None of the LTV hold up. For a start, it predicts that people won't ever trade. That's quite a big flaw because, you know, people do trade. Theories of value predicting people won't trade was a big problem by the time Marx was young. His one doesn't solve the problem at all, but well, it wasn't a problem anymore when he published.

The family of theories of value that predict that trade happens are called "subjective theories of value".

[–] Funkytom467@lemmy.world 1 points 1 year ago

Labour theory of value puts value on goods for the sole purpose of trading and explaining trades. Both LTV and STV does.

Marx's use of LVT is to criticize how Capitalism leads to exploitation. But although the specifics differ SVT could still be used to raise the same critiques.

[–] Cowbee@lemmy.ml 1 points 1 year ago* (last edited 1 year ago) (1 children)

None of the LTV hold up. For a start, it predicts that people won't ever trade

What on Earth are you talking about? Do you know what "Exchange-Value" represents? Can you point to that in Marx's writings? If this is your best, then you need to read more of Marx before you randomly start pretending it's debunked or outdated, lmao.

[–] marcos@lemmy.world -1 points 1 year ago (1 children)

Do you know what “Exchange-Value” represents?

An attempt of pushing some amount of subjectivity into his value theory, but still in a way that keeps it objective and still fails to predict trade.

[–] Cowbee@lemmy.ml 1 points 1 year ago* (last edited 1 year ago)

Exchange-Value isn't subjective.

Can you answer my main question, where did you invent the idea that the LTV doesn't believe trade exists? This is PragerU level, try harder please.

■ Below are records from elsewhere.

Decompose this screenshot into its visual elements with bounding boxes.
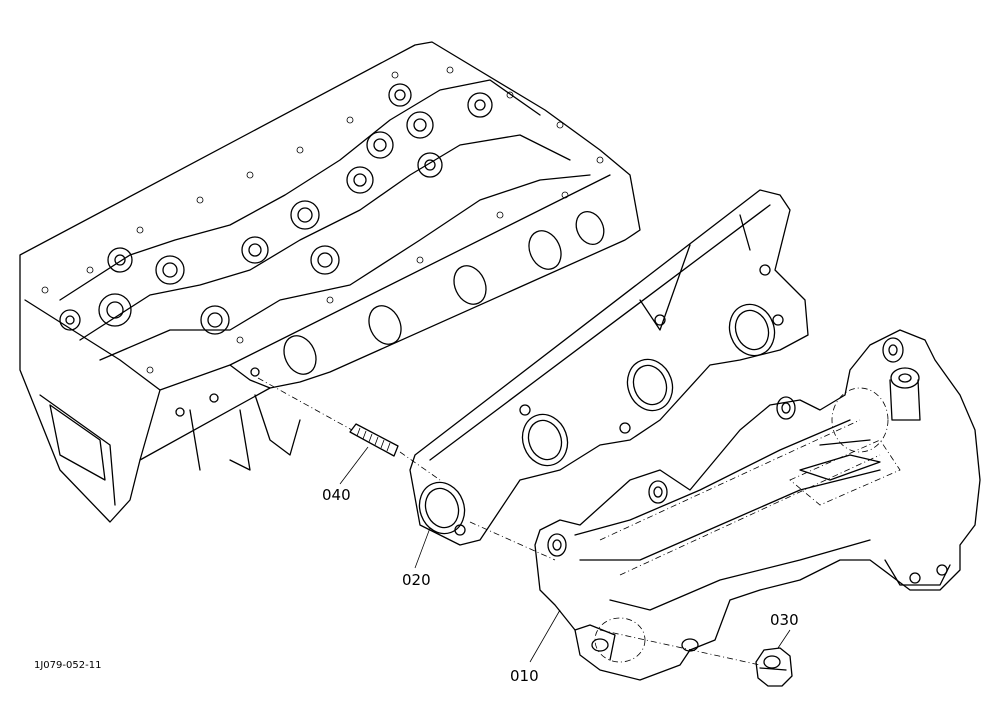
part-label-010: 010 bbox=[510, 667, 539, 685]
stud-bolt bbox=[349, 423, 399, 457]
assembly-centerlines bbox=[257, 377, 761, 666]
flange-nut bbox=[755, 647, 793, 687]
cylinder-head bbox=[19, 41, 641, 523]
part-label-040: 040 bbox=[322, 486, 351, 504]
exhaust-gasket bbox=[409, 189, 809, 546]
drawing-code: 1J079-052-11 bbox=[34, 660, 101, 671]
part-label-020: 020 bbox=[402, 571, 431, 589]
part-label-030: 030 bbox=[770, 611, 799, 629]
head-deck-features bbox=[41, 66, 604, 374]
leader-lines bbox=[339, 446, 791, 663]
exhaust-manifold bbox=[534, 329, 981, 681]
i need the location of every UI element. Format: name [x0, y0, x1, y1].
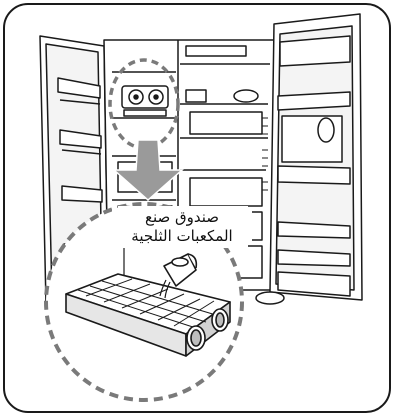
ice-maker-label-line1: صندوق صنع	[112, 208, 252, 226]
ice-maker-label-line2: المكعبات الثلجية	[112, 227, 252, 245]
fridge-foot-left	[256, 292, 284, 304]
right-door	[270, 14, 362, 300]
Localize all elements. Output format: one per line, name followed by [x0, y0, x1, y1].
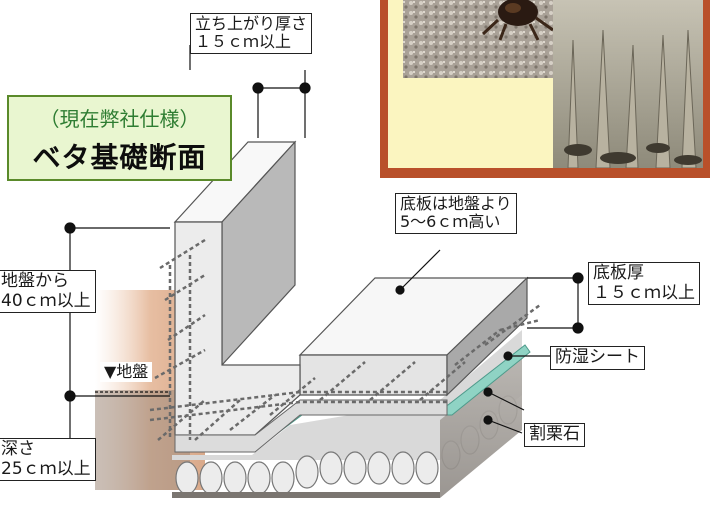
label-depth: 深さ 25ｃｍ以上 — [0, 438, 96, 482]
label-base-height: 底板は地盤より 5～6ｃｍ高い — [395, 193, 517, 234]
termite-photo-panel — [380, 0, 710, 178]
label-base-height-line1: 底板は地盤より — [400, 194, 512, 213]
label-base-thickness-line2: １５ｃｍ以上 — [593, 282, 695, 303]
wood-posts — [567, 29, 697, 168]
title-box: （現在弊社仕様） ベタ基礎断面 — [7, 95, 232, 181]
ground-under — [95, 390, 190, 490]
label-base-thickness: 底板厚 １５ｃｍ以上 — [588, 262, 700, 306]
label-rise-thickness-line2: １５ｃｍ以上 — [195, 32, 292, 52]
label-ground-height-line1: 地盤から — [1, 271, 69, 291]
gravel-front-bottom — [172, 492, 440, 498]
label-ground-height: 地盤から 40ｃｍ以上 — [0, 270, 96, 314]
footing-front — [174, 399, 448, 453]
label-moisture-sheet: 防湿シート — [550, 346, 645, 370]
label-ground: ▼地盤 — [100, 362, 153, 383]
title-subtitle: （現在弊社仕様） — [39, 107, 200, 131]
termite-silhouette — [481, 0, 554, 41]
title-main: ベタ基礎断面 — [32, 141, 207, 174]
gravel-right-side — [440, 355, 522, 498]
base-slab-front — [299, 354, 448, 396]
label-rise-thickness: 立ち上がり厚さ １５ｃｍ以上 — [190, 13, 313, 54]
label-crushed-stone: 割栗石 — [524, 423, 585, 447]
label-depth-line2: 25ｃｍ以上 — [1, 458, 91, 479]
debris — [564, 143, 702, 165]
dimension-lines — [64, 45, 584, 440]
label-base-height-line2: 5～6ｃｍ高い — [400, 212, 501, 232]
label-depth-line1: 深さ — [1, 439, 35, 459]
label-ground-height-line2: 40ｃｍ以上 — [1, 290, 91, 311]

[–] yogthos@lemmy.ml 1 points 1 year ago

It certainly holds up better than whatever nonsense western economists peddle.

[–] yogthos@lemmy.ml 1 points 1 year ago

You should let China know ASAP 🤣

[–] Simmy@lemmygrad.ml 0 points 1 year ago (1 children)

I think I get it, so social science is like theoretical physics?

[–] happybadger@hexbear.net 1 points 1 year ago (1 children)

In Marxism, the base (material/economic conditions) is what the superstructure (social/cultural/political conditions) is generated by. Societies organise themselves around the resources available and the division of labour required to utilise them. Marxism's social observations are all rooted in that mediation of the material environment.

[–] AntiOutsideAktion@lemmy.ml 1 points 1 year ago

Just to add onto this for completeness's sake: the superstructure is created by the base and also the remaining superstructure left over from the previous base. And don't forget the dialectic between base and superstructure!